Tuesday 7 February 2012

Getting law firm fee budgets right

Today I reviewed the performance of an Australian client firm for the first half-year to December 31 2011...

They are showing surplus fees generated over budget, but it's a classic case of apparent "success" obscuring a big profitability failing at serious cost to the principals...

The budgets have been set without proper regard to the fundamentals and careful planning...making them easy to achieve by principals doing too much billing themselves.

Budgets for employed lawyers are low...and budgets for paralegals and secretarial support are non-existent...


Far from being in a healthy place after the first six months, the firm is about $600,000 behind where it's capable of being...and that additional revenue would all be increased profit....about $120,000 a principal extra profit for the half-year.

That sort of additional profit can make a very big difference to financial health and to partner morale and lifestyle...it buys some good holidays and school fees for a start.

As usual, when there are issues like this in a firm they show up elsewhere too...and Debtors are again the usual culprit...

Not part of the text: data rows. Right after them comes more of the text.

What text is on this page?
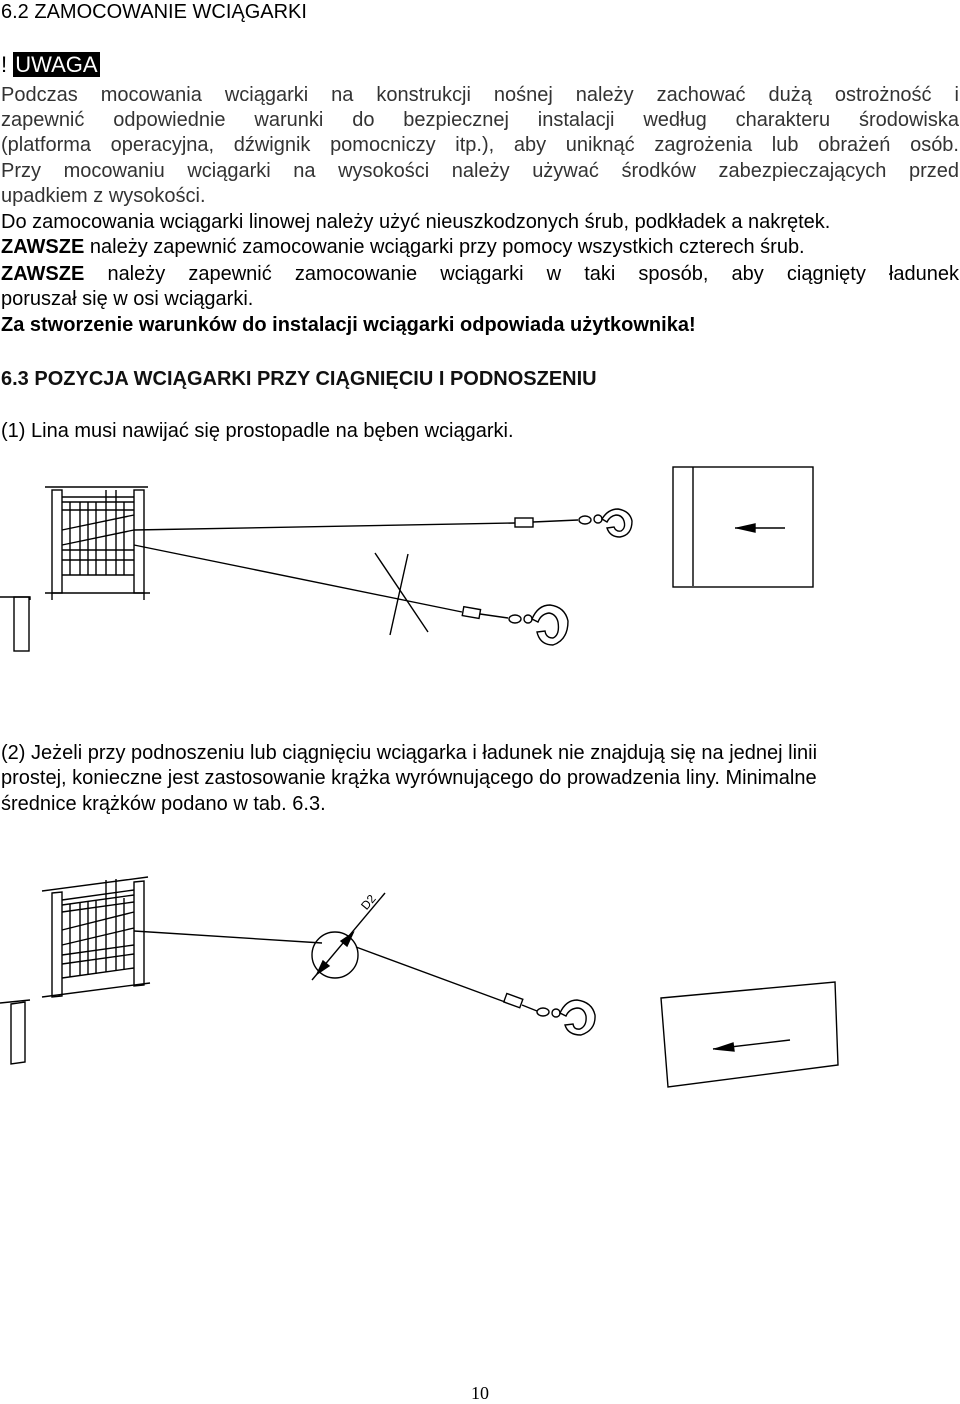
6.2 ZAMOCOWANIE WCIĄGARKI
! UWAGA
Podczas mocowania wciągarki na konstrukcji nośnej należy zachować dużą ostrożność i
zapewnić odpowiednie warunki do bezpiecznej instalacji według charakteru środowiska
(platforma operacyjna, dźwignik pomocniczy itp.), aby uniknąć zagrożenia lub obrażeń osób.
Przy mocowaniu wciągarki na wysokości należy używać środków zabezpieczających przed
upadkiem z wysokości.
Do zamocowania wciągarki linowej należy użyć nieuszkodzonych śrub, podkładek a nakrętek.
ZAWSZE należy zapewnić zamocowanie wciągarki przy pomocy wszystkich czterech śrub.
ZAWSZE należy zapewnić zamocowanie wciągarki w taki sposób, aby ciągnięty ładunek
poruszał się w osi wciągarki.
Za stworzenie warunków do instalacji wciągarki odpowiada użytkownika!
6.3 POZYCJA WCIĄGARKI PRZY CIĄGNIĘCIU I PODNOSZENIU
(1) Lina musi nawijać się prostopadle na bęben wciągarki.
(2) Jeżeli przy podnoszeniu lub ciągnięciu wciągarka i ładunek nie znajdują się na jednej linii
prostej, konieczne jest zastosowanie krążka wyrównującego do prowadzenia liny. Minimalne
średnice krążków podano w tab. 6.3.
D2
10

Comparing actual average age of Debtors to the target age ranges for the types of work involved, the firm has nearly $200,000 per principal unnecessarily tied up in Debtors.

Some sound engagement management and better credit control follow up would inject this cash back into the firm.

If the firm can lift it's game on profitability, and no reason why it shouldn't be able to like so many other KMS clients, the principals will certainly not want the extra profit simply translated into more capital tied up in Debtors! That would create the age-old scenario of higher tax and less cash to pay it with.

The good news is that it's all very fixable if they are determined to be excellent.